BUCK: Right, Laurel Hubbard we talked about. But even beyond that, we said, “Okay. Well, we could all agree there should be some things. Combative sports — boxing, jiujitsu, Mixed Martial Arts — you’re not gonna subject a woman to fighting a man, a biological male. That’s just wrong. That’s just unethical.”
It would be like having somebody in a boxing match who’s just all juiced up on steroids fighting somebody who’s not. That’s not right. That’s not fair, right? You’re not talking about two men in that example. “Alana McLaughlin, the second openly transgender woman to compete in MMA in the United States, won her,” because we have to say “her;” that’s a requirement now “debut Friday night via submission at the Combate Global prelims in Miami, Fla.”
This is an individual, McLaughlin, who’s former U.S. Army Special Forces retired in 2010. Clay, I just think this is gross, man. I know there are people that want to push for this kind of… They think this is a new liberation movement or new civil rights movement to whatever. You look at the two bodies — one’s a man, one’s a woman — and a man fighting a woman should be viewed by everybody as wrong and beyond just wrong from a sports competition perspective.

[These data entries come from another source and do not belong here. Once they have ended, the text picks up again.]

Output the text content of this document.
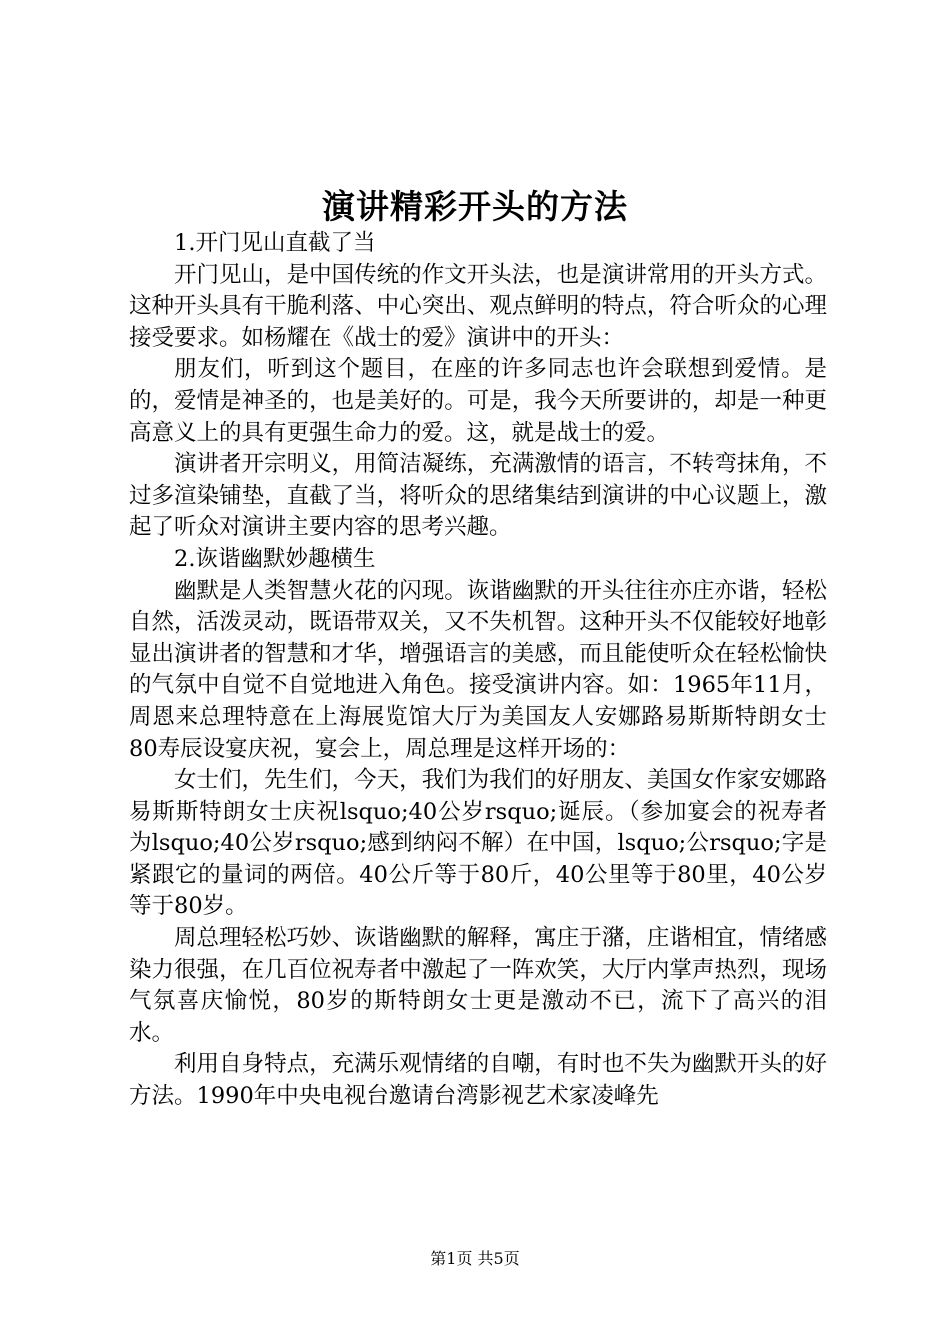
演讲精彩开头的方法

1.开门见山直截了当

开门见山，是中国传统的作文开头法，也是演讲常用的开头方式。这种开头具有干脆利落、中心突出、观点鲜明的特点，符合听众的心理接受要求。如杨耀在《战士的爱》演讲中的开头：

朋友们，听到这个题目，在座的许多同志也许会联想到爱情。是的，爱情是神圣的，也是美好的。可是，我今天所要讲的，却是一种更高意义上的具有更强生命力的爱。这，就是战士的爱。

演讲者开宗明义，用简洁凝练，充满激情的语言，不转弯抹角，不过多渲染铺垫，直截了当，将听众的思绪集结到演讲的中心议题上，激起了听众对演讲主要内容的思考兴趣。

2.诙谐幽默妙趣横生

幽默是人类智慧火花的闪现。诙谐幽默的开头往往亦庄亦谐，轻松自然，活泼灵动，既语带双关，又不失机智。这种开头不仅能较好地彰显出演讲者的智慧和才华，增强语言的美感，而且能使听众在轻松愉快的气氛中自觉不自觉地进入角色。接受演讲内容。如：1965年11月，周恩来总理特意在上海展览馆大厅为美国友人安娜路易斯斯特朗女士80寿辰设宴庆祝，宴会上，周总理是这样开场的：

女士们，先生们，今天，我们为我们的好朋友、美国女作家安娜路易斯斯特朗女士庆祝lsquo;40公岁rsquo;诞辰。（参加宴会的祝寿者为lsquo;40公岁rsquo;感到纳闷不解）在中国，lsquo;公rsquo;字是紧跟它的量词的两倍。40公斤等于80斤，40公里等于80里，40公岁等于80岁。

周总理轻松巧妙、诙谐幽默的解释，寓庄于潴，庄谐相宜，情绪感染力很强，在几百位祝寿者中激起了一阵欢笑，大厅内掌声热烈，现场气氛喜庆愉悦，80岁的斯特朗女士更是激动不已，流下了高兴的泪水。

利用自身特点，充满乐观情绪的自嘲，有时也不失为幽默开头的好方法。1990年中央电视台邀请台湾影视艺术家凌峰先

第1页 共5页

CLAY: Yeah, and I think this is one of the places where you run up against the reality of transgender rights. I think there’s a huge percentage of the people out there — I would put myself in this category — if you decide you want to change your gender and you are an adult and you think it will make you happier and you can afford to do it, whatever.

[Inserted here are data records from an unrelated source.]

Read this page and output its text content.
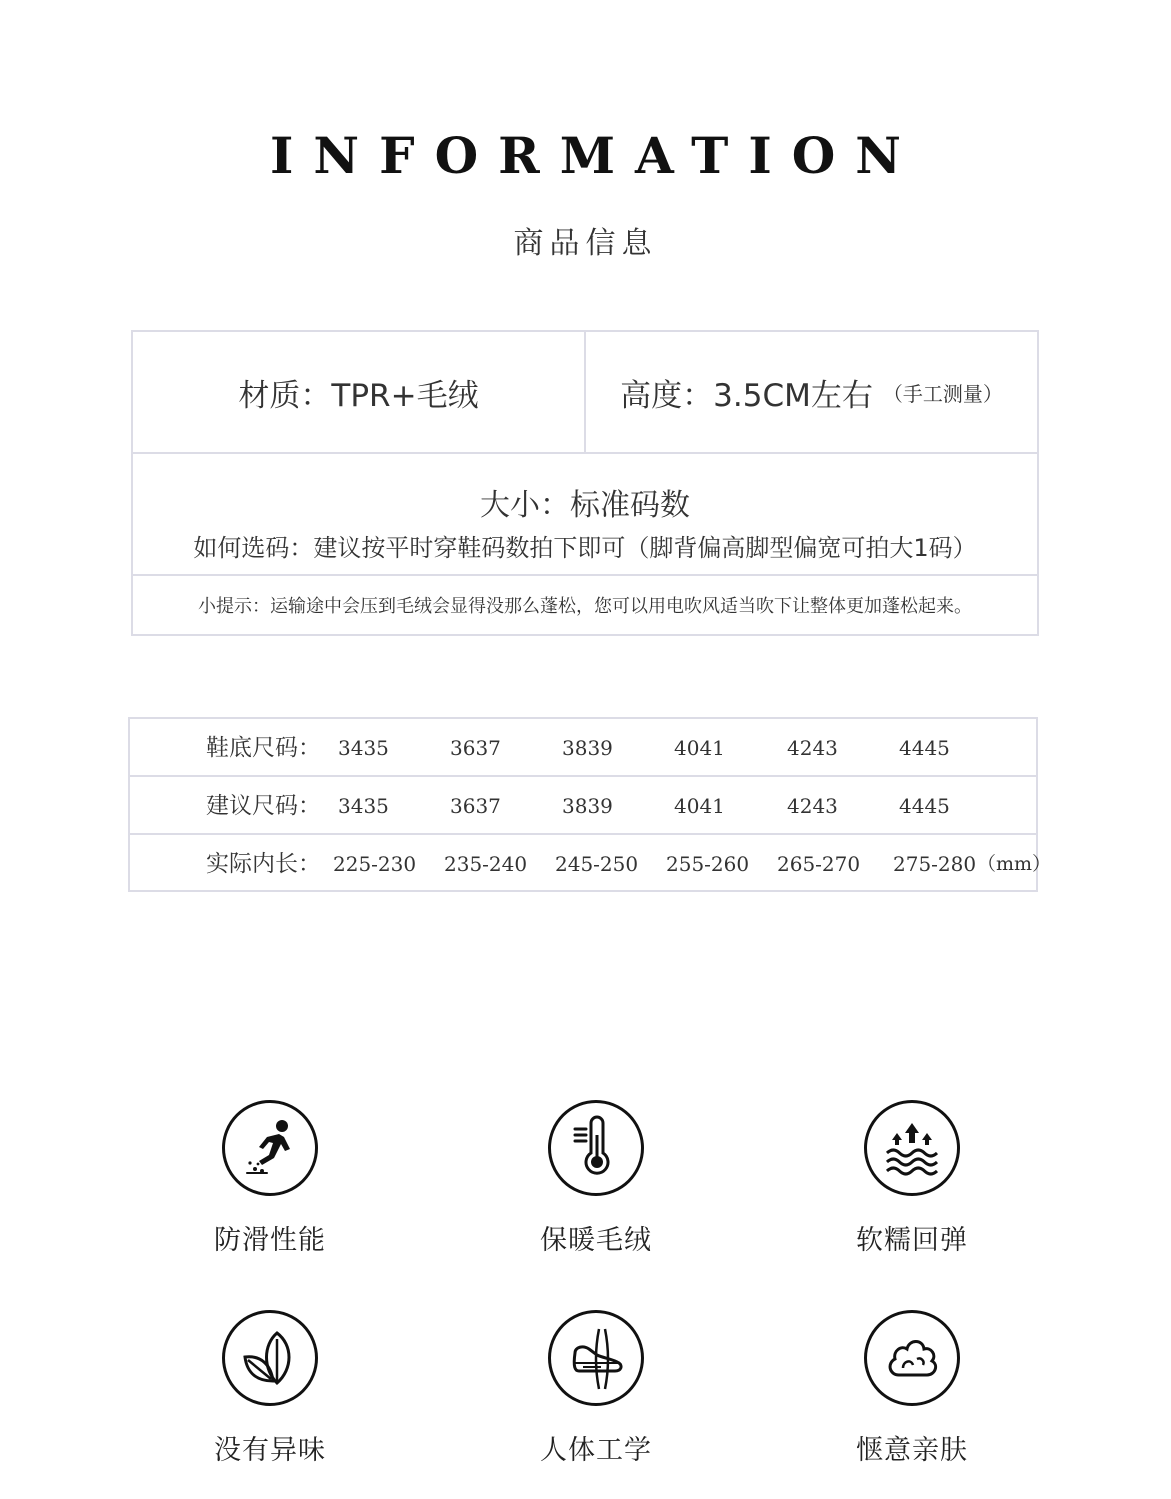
INFORMATION
商品信息
材质：TPR+毛绒	高度：3.5CM左右 （手工测量）
大小：标准码数
如何选码：建议按平时穿鞋码数拍下即可（脚背偏高脚型偏宽可拍大1码）
小提示：运输途中会压到毛绒会显得没那么蓬松，您可以用电吹风适当吹下让整体更加蓬松起来。
鞋底尺码： 3435	3637	3839	4041	4243	4445
建议尺码： 3435	3637	3839	4041	4243	4445
实际内长： 225-230 235-240 245-250 255-260 265-270 275-280 （mm）
防滑性能	保暖毛绒	软糯回弹
没有异味	人体工学	惬意亲肤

I don’t get that worked up about it, right? I understand some people are upset about that idea. But me, I think I’m like, “Whatever.” I think that’s probably the majority. I really don’t care. But when you start telling me that you are going to have men who are biological men competing against women — and that, by the way, it’s going to be happening in some of our high schools?
There’s a lawsuit out there I’d encourage you guys to read out of Connecticut where the Connecticut state high school champion now in many different sports is a man who identifies as a woman. If you think out there, you got a daughter, you got granddaughters, you got somebody who has worked her entire life trying to be good at something, and then they end up losing to a biological man, it’s just not right.
It fundamentally distorts the entire basis of athletics. And so, Buck, you’re right. And it’s even worse in combat sports or weightlifting, places where being physically large is a tremendous advantage, and I think — I can’t believe that we even have this going on — it’s pure madness.